I have no idea of what is going on, since there's no clear evidence of what is failing.
I don't think it's a temperature problem for different reasons:

this server was a plain linux box which didn't have such problems before migrating to PVE
the server, this time, hanged during non-working hours (around 7.05AM today) so there were not much I/O and enviroment temperature was likely not too high
SMART should come up with some "failing" alert if temperature was so high
I grepped the whole syslog for Airflow_Temperature_Cel value and found that the average value is around 65, so it seems to be a normal value.

Any idea?

nixcz · Sep 3, 2015

No additional ideas other than that your motherboard components might be going south on you. I just wanted to clear up my earlier assertion. I realized from your latest logs that I was looking at the wrong attribute.

SMART attribute 190 is the difference from 100C, while attribute 194 is the actual temperature. You can see from some lines there that the actual temperature appears to be in the mid to high 30s. Sorry for the misdirection.

casalicomputers · Sep 30, 2015

Hello,
I finally found the cause of the issue!
I just disabled scheduled backups of the two VMs, and the host stayed up for 2 weeks without interruptions.

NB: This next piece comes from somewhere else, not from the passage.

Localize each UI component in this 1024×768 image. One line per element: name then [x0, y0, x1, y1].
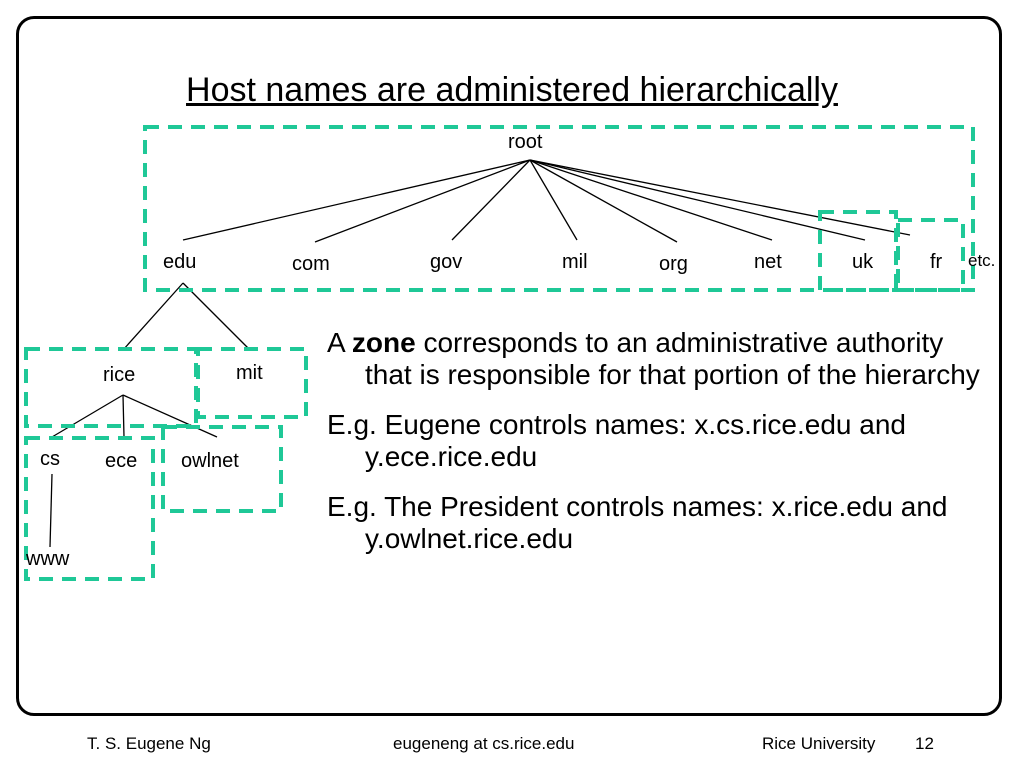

Now, I'm looking for an alternative solution to vzdump+lzo backups ....

vkhera · Oct 2, 2015

I don't use compression on my backups. One one of my vm's which is too large for vzdump to complete backing up to an NFS mount (in under 24 hours!) I use zfs send/receive with a simple script that does basically "qm snapshot" followed by zfs send/receive followed by "qm delsnapshot" of the prior snapshot and deleting of the old snapshots on the remote zfs volume.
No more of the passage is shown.